Did the Size of America Increase Dramatically After the Mexican-American War?
The size of the United States of America increased by about 500,000 square miles as a direct result of the 1848 Treaty of Guadalupe Hidalgo, which ended the Mexican-American War. The United States purchased an additional 29,670 square miles from Mexico in the 1854 Gadsden Purchase, in part to resolve border disputes that lingered after the war.
1 Manifest Destiny
Many American political leaders in the 1840s believed that it was the destiny of the United States to build a nation that stretched from the Atlantic to the Pacific. However, at the time, Mexico claimed much of the territory between the western border of the United States and the Pacific Ocean. James Polk ran for president in 1844 largely on his platform that the United States should annex Oregon -- which belonged to Great Britain -- and Texas, which had declared independence but was still claimed by the Mexican government.
2 Offer to Purchase
Under President Polk's leadership, the United States annexed Texas in 1845. This added a significant amount of territory to the United States, much of which Mexico still claimed.
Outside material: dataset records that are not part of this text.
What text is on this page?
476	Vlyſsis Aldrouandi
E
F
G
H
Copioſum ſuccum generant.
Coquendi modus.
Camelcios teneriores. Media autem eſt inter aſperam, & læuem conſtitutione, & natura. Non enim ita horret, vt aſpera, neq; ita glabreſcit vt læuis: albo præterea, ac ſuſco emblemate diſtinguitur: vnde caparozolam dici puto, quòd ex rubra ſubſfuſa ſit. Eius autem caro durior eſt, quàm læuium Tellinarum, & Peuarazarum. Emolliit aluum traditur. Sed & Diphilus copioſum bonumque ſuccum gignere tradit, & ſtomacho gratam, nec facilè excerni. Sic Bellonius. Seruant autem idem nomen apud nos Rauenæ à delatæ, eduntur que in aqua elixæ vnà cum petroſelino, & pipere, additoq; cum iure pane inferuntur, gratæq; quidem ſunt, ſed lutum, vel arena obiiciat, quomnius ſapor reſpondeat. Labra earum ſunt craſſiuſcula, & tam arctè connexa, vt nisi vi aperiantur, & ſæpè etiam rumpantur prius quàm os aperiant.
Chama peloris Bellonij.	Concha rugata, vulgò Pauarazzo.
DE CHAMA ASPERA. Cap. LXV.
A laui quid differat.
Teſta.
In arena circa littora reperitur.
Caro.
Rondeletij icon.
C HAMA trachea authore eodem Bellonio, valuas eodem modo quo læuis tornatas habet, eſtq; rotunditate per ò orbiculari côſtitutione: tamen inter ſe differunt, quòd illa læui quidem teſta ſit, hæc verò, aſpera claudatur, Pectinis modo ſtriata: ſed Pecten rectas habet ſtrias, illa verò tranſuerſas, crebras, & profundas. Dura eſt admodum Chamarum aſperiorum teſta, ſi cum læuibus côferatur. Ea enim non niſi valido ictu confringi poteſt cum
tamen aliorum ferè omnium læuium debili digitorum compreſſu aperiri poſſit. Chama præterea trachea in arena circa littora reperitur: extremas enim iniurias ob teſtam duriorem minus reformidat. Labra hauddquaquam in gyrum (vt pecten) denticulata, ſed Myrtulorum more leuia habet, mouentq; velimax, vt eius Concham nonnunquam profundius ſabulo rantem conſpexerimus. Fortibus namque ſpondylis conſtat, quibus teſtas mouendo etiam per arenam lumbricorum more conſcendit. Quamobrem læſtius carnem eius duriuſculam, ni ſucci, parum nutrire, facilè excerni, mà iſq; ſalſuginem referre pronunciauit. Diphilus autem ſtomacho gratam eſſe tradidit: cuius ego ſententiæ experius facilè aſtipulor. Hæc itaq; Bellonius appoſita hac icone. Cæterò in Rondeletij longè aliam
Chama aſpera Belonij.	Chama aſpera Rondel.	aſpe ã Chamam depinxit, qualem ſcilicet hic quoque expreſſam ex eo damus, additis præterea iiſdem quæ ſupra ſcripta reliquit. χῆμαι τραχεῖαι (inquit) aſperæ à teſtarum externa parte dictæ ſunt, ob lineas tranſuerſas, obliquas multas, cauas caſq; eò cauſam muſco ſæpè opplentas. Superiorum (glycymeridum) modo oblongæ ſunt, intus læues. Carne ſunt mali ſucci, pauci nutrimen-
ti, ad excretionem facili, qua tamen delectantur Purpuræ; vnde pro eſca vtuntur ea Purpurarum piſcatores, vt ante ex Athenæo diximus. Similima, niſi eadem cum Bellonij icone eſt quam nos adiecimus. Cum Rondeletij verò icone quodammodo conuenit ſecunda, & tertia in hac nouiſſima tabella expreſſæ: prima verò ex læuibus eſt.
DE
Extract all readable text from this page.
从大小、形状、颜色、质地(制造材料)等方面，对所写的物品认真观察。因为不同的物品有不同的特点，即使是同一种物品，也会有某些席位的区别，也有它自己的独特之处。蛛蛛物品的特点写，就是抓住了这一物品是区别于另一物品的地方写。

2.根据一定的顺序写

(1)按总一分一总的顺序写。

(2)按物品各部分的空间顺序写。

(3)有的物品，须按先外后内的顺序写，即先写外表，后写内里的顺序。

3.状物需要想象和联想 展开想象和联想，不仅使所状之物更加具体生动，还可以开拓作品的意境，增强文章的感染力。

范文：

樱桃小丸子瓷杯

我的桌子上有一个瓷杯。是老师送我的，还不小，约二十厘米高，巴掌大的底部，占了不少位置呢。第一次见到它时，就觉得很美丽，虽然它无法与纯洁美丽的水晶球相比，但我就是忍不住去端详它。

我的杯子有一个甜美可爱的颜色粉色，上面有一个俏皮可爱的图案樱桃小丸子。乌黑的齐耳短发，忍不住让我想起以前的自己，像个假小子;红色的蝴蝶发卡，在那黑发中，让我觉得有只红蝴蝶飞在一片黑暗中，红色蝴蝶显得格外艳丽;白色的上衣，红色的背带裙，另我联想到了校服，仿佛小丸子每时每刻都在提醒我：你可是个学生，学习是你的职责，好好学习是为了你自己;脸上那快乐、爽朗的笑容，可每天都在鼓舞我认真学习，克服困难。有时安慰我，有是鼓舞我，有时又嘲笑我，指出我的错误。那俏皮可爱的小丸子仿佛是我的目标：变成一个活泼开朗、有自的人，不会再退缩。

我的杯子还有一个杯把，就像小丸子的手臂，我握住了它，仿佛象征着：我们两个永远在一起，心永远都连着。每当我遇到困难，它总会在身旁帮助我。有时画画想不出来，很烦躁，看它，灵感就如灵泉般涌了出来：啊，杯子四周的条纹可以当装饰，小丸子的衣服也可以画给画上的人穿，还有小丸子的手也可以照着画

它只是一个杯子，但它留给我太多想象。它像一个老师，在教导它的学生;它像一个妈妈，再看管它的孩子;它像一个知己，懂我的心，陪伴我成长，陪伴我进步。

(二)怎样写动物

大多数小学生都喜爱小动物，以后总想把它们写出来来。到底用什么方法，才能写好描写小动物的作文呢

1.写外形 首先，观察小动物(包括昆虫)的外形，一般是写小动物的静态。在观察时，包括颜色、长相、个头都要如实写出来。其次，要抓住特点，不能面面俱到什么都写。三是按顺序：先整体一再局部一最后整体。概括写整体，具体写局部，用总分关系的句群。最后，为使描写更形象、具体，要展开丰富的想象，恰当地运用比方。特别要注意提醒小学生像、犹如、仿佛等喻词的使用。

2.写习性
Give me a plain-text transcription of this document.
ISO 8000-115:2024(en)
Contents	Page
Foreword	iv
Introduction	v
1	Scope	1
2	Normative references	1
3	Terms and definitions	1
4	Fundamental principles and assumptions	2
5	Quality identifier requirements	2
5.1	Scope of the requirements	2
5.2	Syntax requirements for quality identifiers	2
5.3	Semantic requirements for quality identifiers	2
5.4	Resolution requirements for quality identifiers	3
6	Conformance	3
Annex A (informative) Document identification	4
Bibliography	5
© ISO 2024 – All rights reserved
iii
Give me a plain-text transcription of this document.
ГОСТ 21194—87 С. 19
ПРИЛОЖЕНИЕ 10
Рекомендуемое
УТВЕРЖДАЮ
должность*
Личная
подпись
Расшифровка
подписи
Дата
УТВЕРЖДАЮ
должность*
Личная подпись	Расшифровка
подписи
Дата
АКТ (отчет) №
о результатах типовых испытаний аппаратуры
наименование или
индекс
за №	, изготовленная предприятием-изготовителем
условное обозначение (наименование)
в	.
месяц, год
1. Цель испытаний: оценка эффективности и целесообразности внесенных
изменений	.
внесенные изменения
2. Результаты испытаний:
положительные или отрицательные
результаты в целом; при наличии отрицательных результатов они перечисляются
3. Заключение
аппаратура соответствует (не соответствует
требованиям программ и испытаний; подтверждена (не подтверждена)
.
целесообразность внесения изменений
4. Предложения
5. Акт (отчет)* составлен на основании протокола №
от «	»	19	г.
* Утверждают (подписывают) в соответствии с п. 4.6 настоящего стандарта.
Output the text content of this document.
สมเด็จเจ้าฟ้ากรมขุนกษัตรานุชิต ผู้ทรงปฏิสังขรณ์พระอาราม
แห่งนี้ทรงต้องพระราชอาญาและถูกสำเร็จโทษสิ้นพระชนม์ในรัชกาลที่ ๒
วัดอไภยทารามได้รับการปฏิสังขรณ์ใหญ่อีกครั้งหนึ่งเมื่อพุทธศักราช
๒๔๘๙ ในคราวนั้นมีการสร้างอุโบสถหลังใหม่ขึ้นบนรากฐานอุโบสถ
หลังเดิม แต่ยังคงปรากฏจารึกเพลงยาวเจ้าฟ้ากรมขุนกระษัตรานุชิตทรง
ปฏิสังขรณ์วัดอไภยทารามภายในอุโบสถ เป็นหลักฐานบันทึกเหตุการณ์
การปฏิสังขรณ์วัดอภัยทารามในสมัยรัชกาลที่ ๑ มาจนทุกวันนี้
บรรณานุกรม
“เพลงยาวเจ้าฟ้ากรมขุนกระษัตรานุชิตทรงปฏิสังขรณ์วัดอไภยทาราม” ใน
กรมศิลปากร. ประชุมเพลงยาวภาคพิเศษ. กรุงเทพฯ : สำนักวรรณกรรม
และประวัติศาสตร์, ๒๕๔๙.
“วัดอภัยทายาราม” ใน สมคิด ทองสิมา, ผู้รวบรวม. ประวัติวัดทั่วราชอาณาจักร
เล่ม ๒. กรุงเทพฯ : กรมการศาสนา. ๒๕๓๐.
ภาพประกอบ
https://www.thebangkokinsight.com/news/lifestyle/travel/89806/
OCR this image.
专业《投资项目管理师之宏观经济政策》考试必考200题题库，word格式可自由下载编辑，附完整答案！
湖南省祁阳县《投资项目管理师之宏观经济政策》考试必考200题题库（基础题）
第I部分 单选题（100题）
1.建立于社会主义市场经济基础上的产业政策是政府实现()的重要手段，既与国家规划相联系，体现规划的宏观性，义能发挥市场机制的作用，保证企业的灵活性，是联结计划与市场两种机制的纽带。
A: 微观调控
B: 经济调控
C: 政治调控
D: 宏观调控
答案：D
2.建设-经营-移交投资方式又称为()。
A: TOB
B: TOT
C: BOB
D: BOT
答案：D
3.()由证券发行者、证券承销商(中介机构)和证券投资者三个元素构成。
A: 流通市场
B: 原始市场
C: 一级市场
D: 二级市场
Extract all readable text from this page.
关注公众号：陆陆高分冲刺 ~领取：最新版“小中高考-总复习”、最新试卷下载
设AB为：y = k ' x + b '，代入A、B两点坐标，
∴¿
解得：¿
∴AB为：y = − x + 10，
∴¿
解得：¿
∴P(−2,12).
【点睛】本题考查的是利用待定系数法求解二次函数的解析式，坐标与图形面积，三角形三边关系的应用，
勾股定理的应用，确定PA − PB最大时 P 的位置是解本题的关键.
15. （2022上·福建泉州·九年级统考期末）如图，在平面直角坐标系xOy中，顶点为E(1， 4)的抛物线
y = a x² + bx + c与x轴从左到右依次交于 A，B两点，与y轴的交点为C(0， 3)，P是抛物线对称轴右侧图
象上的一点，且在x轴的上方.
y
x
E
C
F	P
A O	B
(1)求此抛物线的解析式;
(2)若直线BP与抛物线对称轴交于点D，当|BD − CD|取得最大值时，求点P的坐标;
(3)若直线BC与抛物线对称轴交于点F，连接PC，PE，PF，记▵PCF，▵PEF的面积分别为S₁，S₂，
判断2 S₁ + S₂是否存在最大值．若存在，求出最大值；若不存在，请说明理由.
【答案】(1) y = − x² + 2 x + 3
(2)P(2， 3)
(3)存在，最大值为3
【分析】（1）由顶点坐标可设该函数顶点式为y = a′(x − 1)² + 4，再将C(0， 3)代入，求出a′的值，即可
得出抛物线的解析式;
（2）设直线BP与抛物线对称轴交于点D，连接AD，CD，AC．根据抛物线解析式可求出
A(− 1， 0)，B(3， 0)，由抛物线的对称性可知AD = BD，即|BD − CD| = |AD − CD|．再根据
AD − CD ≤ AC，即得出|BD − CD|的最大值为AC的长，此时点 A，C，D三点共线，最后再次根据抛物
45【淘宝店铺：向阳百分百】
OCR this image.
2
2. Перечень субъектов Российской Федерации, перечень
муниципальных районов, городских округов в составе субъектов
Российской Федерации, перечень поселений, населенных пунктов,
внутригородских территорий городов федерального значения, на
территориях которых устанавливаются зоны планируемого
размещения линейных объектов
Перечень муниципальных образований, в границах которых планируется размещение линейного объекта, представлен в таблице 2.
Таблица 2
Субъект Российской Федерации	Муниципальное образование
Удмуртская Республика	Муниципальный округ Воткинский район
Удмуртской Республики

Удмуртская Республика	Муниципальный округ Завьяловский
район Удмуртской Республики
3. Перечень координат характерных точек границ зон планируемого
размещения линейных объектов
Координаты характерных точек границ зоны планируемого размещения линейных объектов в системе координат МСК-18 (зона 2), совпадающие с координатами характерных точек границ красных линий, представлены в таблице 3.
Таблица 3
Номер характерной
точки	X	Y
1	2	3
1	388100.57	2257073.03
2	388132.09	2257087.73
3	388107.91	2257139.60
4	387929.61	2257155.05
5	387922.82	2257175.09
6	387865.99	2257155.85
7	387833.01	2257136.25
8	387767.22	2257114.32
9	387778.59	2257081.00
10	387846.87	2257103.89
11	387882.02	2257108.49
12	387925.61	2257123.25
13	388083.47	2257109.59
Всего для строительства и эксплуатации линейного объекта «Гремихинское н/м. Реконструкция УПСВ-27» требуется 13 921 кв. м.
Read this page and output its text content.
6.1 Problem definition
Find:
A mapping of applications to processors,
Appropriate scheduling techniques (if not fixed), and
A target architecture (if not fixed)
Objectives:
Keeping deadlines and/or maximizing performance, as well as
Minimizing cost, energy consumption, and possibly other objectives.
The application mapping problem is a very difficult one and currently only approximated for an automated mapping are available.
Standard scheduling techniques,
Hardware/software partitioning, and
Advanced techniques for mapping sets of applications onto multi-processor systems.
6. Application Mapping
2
The Mexican government not only refused to officially recognize Texan independence, but it also placed the southern border of Texas at the Nueces River at more than 150 miles north of the Rio Grande, which Texas and the United States claimed as the border. President Polk sent a representative -- John Slidell -- to Mexico to purchase the disputed territory, California and New Mexico, but the Mexican president refused to see Slidell.
3 Treaty of Guadalupe Hidalgo
Border skirmishes were common between Mexicans and Texans and Americans in the 1840s. One such skirmish that occurred north of the Rio Grande resulted in a handful of American casualties and served as the pretext for war. The United States won a series of battles, eventually laying siege to Mexico City. With few legitimate options, Mexico surrendered. The peace treaty negotiated, the Treaty of Guadalupe Hidalgo, set the U.S.-Mexico border at the Rio Grande, and ceded land that comprises all or most of the current U.S. states of California, New Mexico, Arizona, Nevada and Utah and the western portion of Colorado. In return, the United States paid Mexico $15 million, agreed to settle debts between Mexico and U.S. citizens and promised to protect the Mexican border from attacks by Native Americans.
4 Gadsden Purchase
The United States purchased an additional 29,670 square miles of land from Mexico for $10 million in 1854. Some of the land, comprising the southern portions of present-day Arizona and New Mexico, was disputed territory -- claimed by both countries. The U.S. wanted the land because it was ideal for building a southern transcontinental railroad. Mexican President Antonio Lopez de Santa Anna sold the land in part because he needed money to fund his army to put down rebellions in Mexico. The purchase also resolved most lingering border disputes between the two nations.